Friday, February 27, 2009

Evolutionary mistakes

Paul Johnson continues to use his supposedly historical column to deliver lectures about secularism. Since his ideas on that subject are long since fixed, there is little value in each new column, and I miss his reflections on history. Still, it is interesting to read arguments that are elements of who I thought I was, worn and familiar as an old blanket. Johnson dislikes and rejects Darwinism for the same reasons I did, primarily because of perceived moral and social consequences, mixed with a vibrant dislike of scientific dogmatism (more often brash, philosophically naive confidence than actual dogmatism, but it feels much the same if you do not sympathize with it).
The temptation to bow before scientism is given an extra edge by the current deification of Darwin, who finds himself, poor fellow, in the role of the anti-Christ, with his natural selection as an alternative to Christianity. Some people might argue that the survival of the fittest is a sound principle. Indeed that was the principle underpinning Hitler’s race-theory and other manifestations of social Darwinism. I believe it will lead rapidly and inevitably to the self-destruction of the human race. The crisis in the world economy, and the great war it seems likely to promote, make all these issues highly topical.
I need to read some Spencer (I read a little once for class, without retention), but I trust Jonah Goldberg when he says this use of Social Darwinism is inaccurate. The reductio ad Hitlerum, sadly, has come to subtract from an argument. What is really interesting here is the category error at the center. "Survival of the fittest" cannot be considered a "sound principle" because those two phrases belong to distinct categories, and the meanings of the words in "survival of the fittest" are different in each category. Principles make use of moral vocabulary, because a principle is a basis for moral action, while Spencer's phrase is meant to use scientific vocabulary, which freely eliminates secondary meanings from words or invents new words and meanings to serve a technical purpose.

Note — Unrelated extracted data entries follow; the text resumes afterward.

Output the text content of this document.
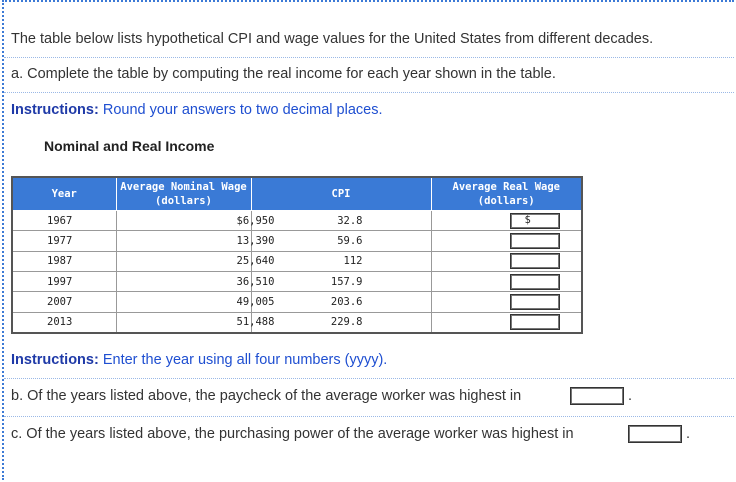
The table below lists hypothetical CPI and wage values for the United States from different decades.
a. Complete the table by computing the real income for each year shown in the table.
Instructions: Round your answers to two decimal places.
Nominal and Real Income
Year	Average Nominal Wage (dollars)	CPI	Average Real Wage (dollars)
1967	$6,950	32.8	$

1977	13,390	59.6	
1987	25,640	112	
1997	36,510	157.9	
2007	49,005	203.6	
2013	51,488	229.8	
Instructions: Enter the year using all four numbers (yyyy).
b. Of the years listed above, the paycheck of the average worker was highest in	.
c. Of the years listed above, the purchasing power of the average worker was highest in	.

If "survival of the fittest" is used as a principle, it becomes an implicit metaphor, with "survival" and "fittest" both changing meaning. In biology, survival only means the propagation of a genome (or perhaps individual genes, per Dawkins) and fittest only means "most able to propagate." So, "survival of the fittest" is a technical reduction, re-casting survival in the barest terms. In moral terms, however, the phrase evokes the "the flourishing of the best," which does leave room for nasty ideas like lebensraum and a master race. In moral terms, survival implies many additional things; it is in the moral world that man does not live by bread alone. Equally, "fitness" in the moral world has in view the entire organism of a man with all his behaviors, verging on "worth." The connection between the two uses of "survival of the fittest" is no more sound than the connection between chaos theory as in mathematics and chaos theory as used in Jurassic Park, where the words slide into their popular meanings, as though it were "science says [theory] that complexity is unpredictable [chaos]."

I am not trying to get at the is-ought problem here. Converting descriptive biology to prescriptive morality requires additional premisses, certainly, but in this case the conversion is by slipperiness of language. The is-ought problem would only arise if someone were arguing that evolution meant he had a moral obligation to spread his genes.

Update: Michael Shermer has an article in Scientific American making a similar point.